Mésange bleue et Rougegorge
Lac de Saint-Point (Haut-Doubs)
lundi 31 décembre 2012

La mésange bleue,
sur la branche familière
ne se soucie
ni d'avant
ni d'après
La vie pour elle
suit un cours ordinaire ...
Boule de plumes duveteuses
inoffensive armure
Dame nature
a choisi pour toi
la beauté d'une bien fragile parure.
Vis donc ainsi
innocente créature
ce que tu donnes à voir
charme nos yeux
apaise notre coeur
éclaire d'une douce lueur
le triste jour.

Dzovinar





Petit texte :

"C'était l'hiver sur la plaine et sur la forêt. La neige glacée couvrait partout le sol. Depuis trois semaines pourtant, elle ne tombait plus, mais le gel qui l'avait cristallisée en paillettes luisantes d'une finesse merveilleuse l'avait rendue plus subtile encore et plus traîtresse.

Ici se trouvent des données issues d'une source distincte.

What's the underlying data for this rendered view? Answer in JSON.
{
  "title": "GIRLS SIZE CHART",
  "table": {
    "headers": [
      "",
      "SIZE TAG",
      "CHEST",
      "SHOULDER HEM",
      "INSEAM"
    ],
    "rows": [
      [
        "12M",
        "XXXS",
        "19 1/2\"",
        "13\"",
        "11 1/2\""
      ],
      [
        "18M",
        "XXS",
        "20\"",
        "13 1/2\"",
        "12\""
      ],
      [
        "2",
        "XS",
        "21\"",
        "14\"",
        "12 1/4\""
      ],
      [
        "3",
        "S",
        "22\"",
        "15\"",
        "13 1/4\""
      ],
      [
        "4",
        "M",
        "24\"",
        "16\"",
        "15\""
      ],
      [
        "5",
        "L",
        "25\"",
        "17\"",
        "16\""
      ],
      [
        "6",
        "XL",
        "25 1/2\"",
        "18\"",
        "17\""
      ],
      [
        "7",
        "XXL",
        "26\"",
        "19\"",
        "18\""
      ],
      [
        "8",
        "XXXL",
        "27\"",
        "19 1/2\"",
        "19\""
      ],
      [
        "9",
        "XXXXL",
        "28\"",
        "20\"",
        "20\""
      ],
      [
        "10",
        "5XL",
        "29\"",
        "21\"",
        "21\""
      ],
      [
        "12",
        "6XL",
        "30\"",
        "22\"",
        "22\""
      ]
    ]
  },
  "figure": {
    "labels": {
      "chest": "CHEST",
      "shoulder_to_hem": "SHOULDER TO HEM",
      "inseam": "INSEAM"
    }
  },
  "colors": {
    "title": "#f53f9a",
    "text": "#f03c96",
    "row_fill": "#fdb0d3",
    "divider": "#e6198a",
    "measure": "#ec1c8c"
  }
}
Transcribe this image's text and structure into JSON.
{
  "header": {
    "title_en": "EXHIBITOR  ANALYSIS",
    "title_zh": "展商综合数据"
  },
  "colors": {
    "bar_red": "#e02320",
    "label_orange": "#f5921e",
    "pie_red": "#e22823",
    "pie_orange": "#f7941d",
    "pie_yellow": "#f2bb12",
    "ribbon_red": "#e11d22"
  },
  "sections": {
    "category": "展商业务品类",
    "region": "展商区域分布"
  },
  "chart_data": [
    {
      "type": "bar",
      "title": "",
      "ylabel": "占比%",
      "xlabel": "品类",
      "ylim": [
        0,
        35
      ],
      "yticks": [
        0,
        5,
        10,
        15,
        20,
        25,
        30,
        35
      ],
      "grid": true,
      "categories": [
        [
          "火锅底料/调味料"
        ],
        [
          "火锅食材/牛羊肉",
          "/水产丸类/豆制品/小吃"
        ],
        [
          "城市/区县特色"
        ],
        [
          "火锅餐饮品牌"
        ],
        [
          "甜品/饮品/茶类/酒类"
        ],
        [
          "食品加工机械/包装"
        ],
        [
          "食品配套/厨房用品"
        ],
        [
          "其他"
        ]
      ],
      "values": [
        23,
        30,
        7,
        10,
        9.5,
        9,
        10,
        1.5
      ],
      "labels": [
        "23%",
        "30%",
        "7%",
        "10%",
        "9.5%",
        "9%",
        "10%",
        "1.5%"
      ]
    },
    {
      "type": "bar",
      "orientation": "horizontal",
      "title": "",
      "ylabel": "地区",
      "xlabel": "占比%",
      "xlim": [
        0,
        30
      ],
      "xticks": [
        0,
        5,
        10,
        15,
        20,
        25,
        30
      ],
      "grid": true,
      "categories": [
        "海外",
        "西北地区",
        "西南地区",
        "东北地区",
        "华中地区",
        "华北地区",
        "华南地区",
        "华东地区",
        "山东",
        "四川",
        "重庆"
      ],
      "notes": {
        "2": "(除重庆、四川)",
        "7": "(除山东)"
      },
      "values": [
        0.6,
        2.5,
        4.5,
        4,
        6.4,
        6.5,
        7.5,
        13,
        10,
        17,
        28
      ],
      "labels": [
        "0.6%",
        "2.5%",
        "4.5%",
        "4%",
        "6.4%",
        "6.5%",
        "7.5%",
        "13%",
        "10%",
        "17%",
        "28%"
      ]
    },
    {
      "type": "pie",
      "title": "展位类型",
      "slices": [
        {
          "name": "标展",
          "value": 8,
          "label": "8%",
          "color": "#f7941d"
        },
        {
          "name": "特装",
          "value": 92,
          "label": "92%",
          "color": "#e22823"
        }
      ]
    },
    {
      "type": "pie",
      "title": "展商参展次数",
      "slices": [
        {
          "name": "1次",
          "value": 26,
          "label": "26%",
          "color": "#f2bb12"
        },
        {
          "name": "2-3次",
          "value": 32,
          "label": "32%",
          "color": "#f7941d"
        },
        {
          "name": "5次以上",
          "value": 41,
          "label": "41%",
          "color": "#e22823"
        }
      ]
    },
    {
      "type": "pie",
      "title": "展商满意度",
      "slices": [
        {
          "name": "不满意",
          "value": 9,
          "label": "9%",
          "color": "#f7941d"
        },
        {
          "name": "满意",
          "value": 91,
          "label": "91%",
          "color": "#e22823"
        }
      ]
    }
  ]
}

Pas un abri n'échappait à son assaut ; son emprise fluante et légère s'étendait aux recoins les mieux défendus et, selon le caprice des bises de décembre qui se plaisent à mener aux carrefours des chemins et aux croisements des tranchées forestières leurs bals blancs, le tourbillonnement gracieux des papillons immaculés s'élevait et s'abaissait, recouvrant, au fur et à mesure de leur apparition, les traces mouvantes des passages frayés.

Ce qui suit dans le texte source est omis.